SommelierSardo ha scritto:AedesLaterani2012 ha scritto:Visto che il thread ormai sta prendendo un'altra piega, ricordo - così, tanto per notiziare i più - che i vini di Valentini non sono 'limpidi' perché non subiscono interventi di chiarifica, in fase fermentativa del mosto, con alcun tipo di stabilizzante. Dal mio modesto punto di vista dovrebbe essere un valore aggiunto piuttosto che un 'difetto', se con assenza di limpidità ci riferiamo alla velatura nel calice alla mescita.
Appunto corretto Ric, non è un dettaglio da nulla.
2007, 2010 e 2013 sono belle interpretazioni.
2011 non all'altezza del nome.
2014? Cosa ci racconterà? Lo hai già provato?
Non sono mai prevenuto sulle annate tribolate, sono il San Tommaso dell'assaggio
No, Giovanni, volendo acquistare la 2014 a fine luglio in cantina, non la degusterò prima di settembre; agosto vado di bianchi e rosati alto-atesini, come tradizione vuole! Sai che ti dico, riflettendo sulla dicotomia - tutt'altro che banale - "varietale vs territoriale"? Che dalla insignificante varietà di Trebbiano abruzzese - come diceva Antinori - si ottiene un vino così territoriale con Valentini, al punto che un artigiano come lui, sa sorprenderti con annate 'anomale', al pari della '99 o della 2011, o con "
unica" da uve con maturazioni fenoliche così indietro, come nella 2009, in cui fai davvero fatica a pensare a ben due attacchi di botrytis in meno di un mese, quantunque il frutto diluito resti indicatore di anticipazioni vendemmiali e di un lavoro in vigna fuori del comune. 2007, 2010 e 2013 che hai citato sono annate con prospettive evolutive di lunga, lunghissima gittata, questo è arcinoto; da bere e ribere nel tempo per testarne il divenire.

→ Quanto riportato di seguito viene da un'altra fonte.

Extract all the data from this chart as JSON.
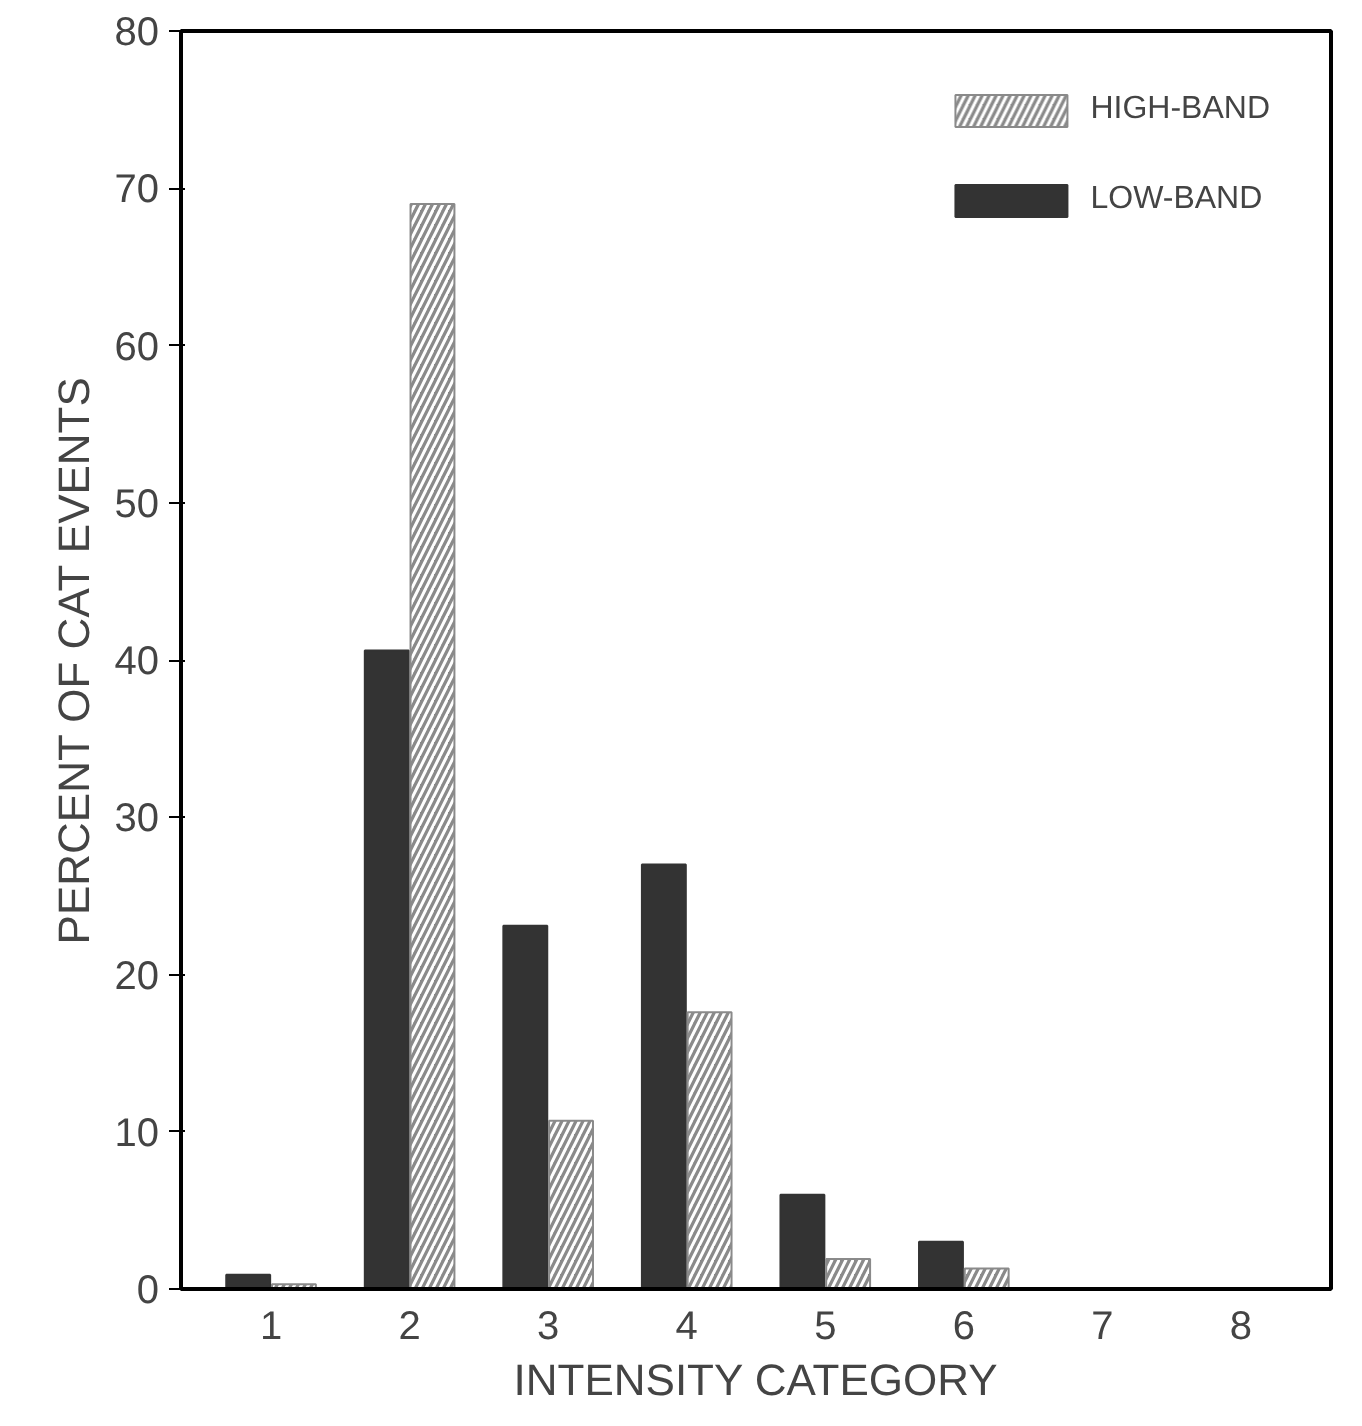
{
  "chart_data": {
    "type": "bar",
    "xlabel": "INTENSITY CATEGORY",
    "ylabel": "PERCENT OF CAT EVENTS",
    "categories": [
      "1",
      "2",
      "3",
      "4",
      "5",
      "6",
      "7",
      "8"
    ],
    "series": [
      {
        "name": "LOW-BAND",
        "color": "#333333",
        "values": [
          0.9,
          40.6,
          23.1,
          27,
          6.0,
          3.0,
          0,
          0
        ]
      },
      {
        "name": "HIGH-BAND",
        "color": "#8a8a8a",
        "values": [
          0.3,
          69,
          10.7,
          17.6,
          1.9,
          1.3,
          0,
          0
        ]
      }
    ],
    "ylim": [
      0,
      80
    ],
    "yticks": [
      0,
      10,
      20,
      30,
      40,
      50,
      60,
      70,
      80
    ],
    "grid": false,
    "legend": "top right"
  }
}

Ho avuto la fortuna di assaggiare quasi tutte le annate di Trebbiano dal '78, molte di esse più volte. Apprezzo la forte identità e singolarità di un prodotto che reputo prossimo ai vertici assoluti nella sua peculiare diversità da millesimo a millesimo, da lotto a lotto, nel suo essere selezione, quando imbottigliato, e felice espressione di quella vendemmia e di quella soltanto. Il resto è destinato solo alla memoria succedanea dei privati e dei ristoratori che ogni anno acquistano lo sfuso per la mescita quotidiana. Una sorta di sapiente declassamento delle uve; il Trebbiano abruzzese, etimologicamente parlando, ritorna "vino casareccio", alimento quotidiano, non più 'cavallo di razza' figlio del genotipo che si è integrato con l'ambiente territorio, come scrisse qualcuno.

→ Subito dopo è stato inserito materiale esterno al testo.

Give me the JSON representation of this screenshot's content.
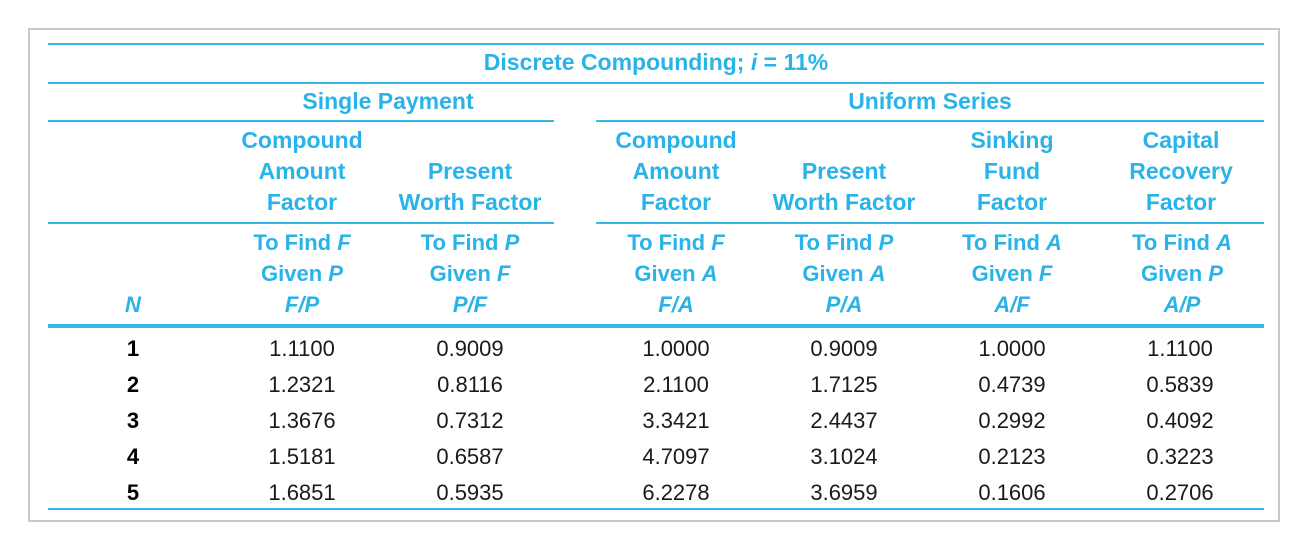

Che altro dire, Giovanni? Il bianco di casa Valentini che preferisco? Il 2006, mai commercializzato per vari motivi: un piccolo capolavoro di umiltà ed artigianalità.

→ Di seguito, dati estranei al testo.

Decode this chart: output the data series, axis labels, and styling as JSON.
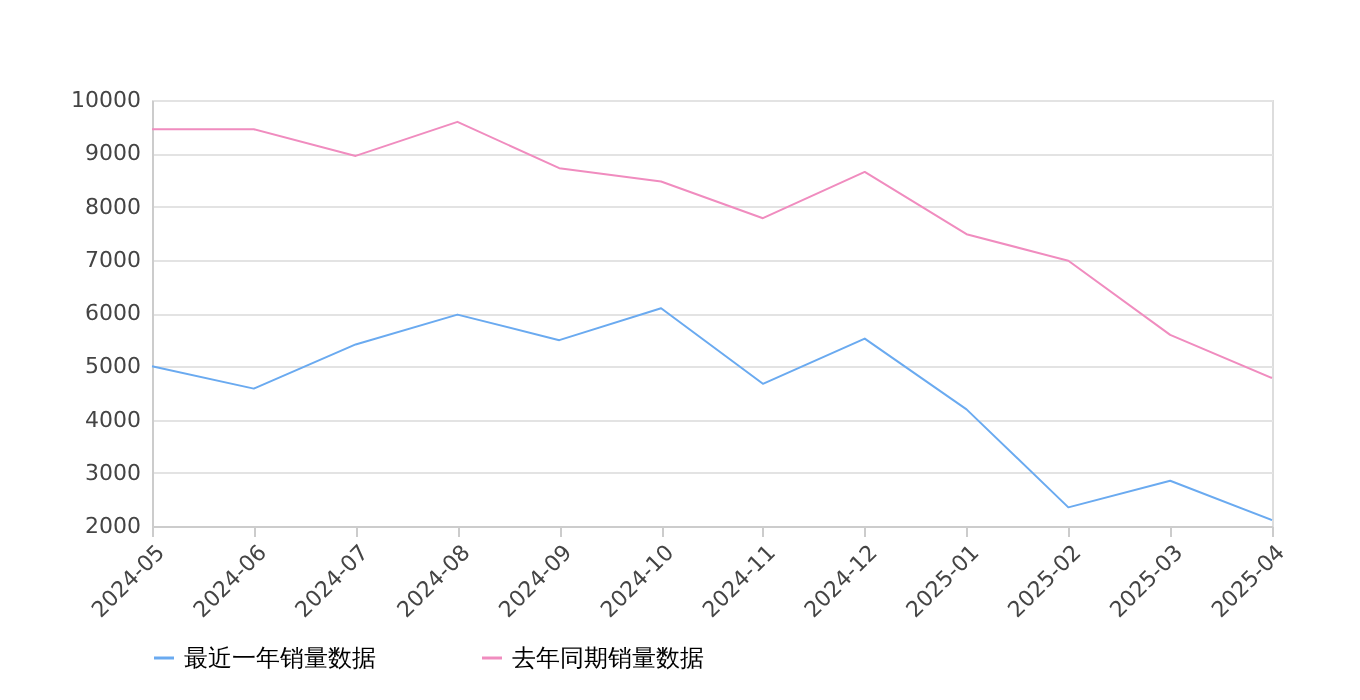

Perdonate - e perdonami anche tu Giovanni - ma quando leggo del Trebbiano del Maestro lauretano - come piace chiamarlo - interpretato e categorizzato con caparbia devozione come un "vino varietale" attraverso la sequela trita e ritrita dei descrittori comuni, dico sempre tra me e me: "Ragazzi, o io non sento nulla o qui non ci si capisce proprio nulla!". Poi ripenso all'ubicazione delle vigne nel comprensorio lauretano, alla latitudine, all'influenza della costa, e a come si sia espresso il Trebbiano abruzzese in quel fazzoletto d'Abruzzo bene individuabile. E penso che senza il gran MANICO di Valentini non si parlerebbe così a lungo, nel bene e nel male, di Trebbiano d'Abruzzo.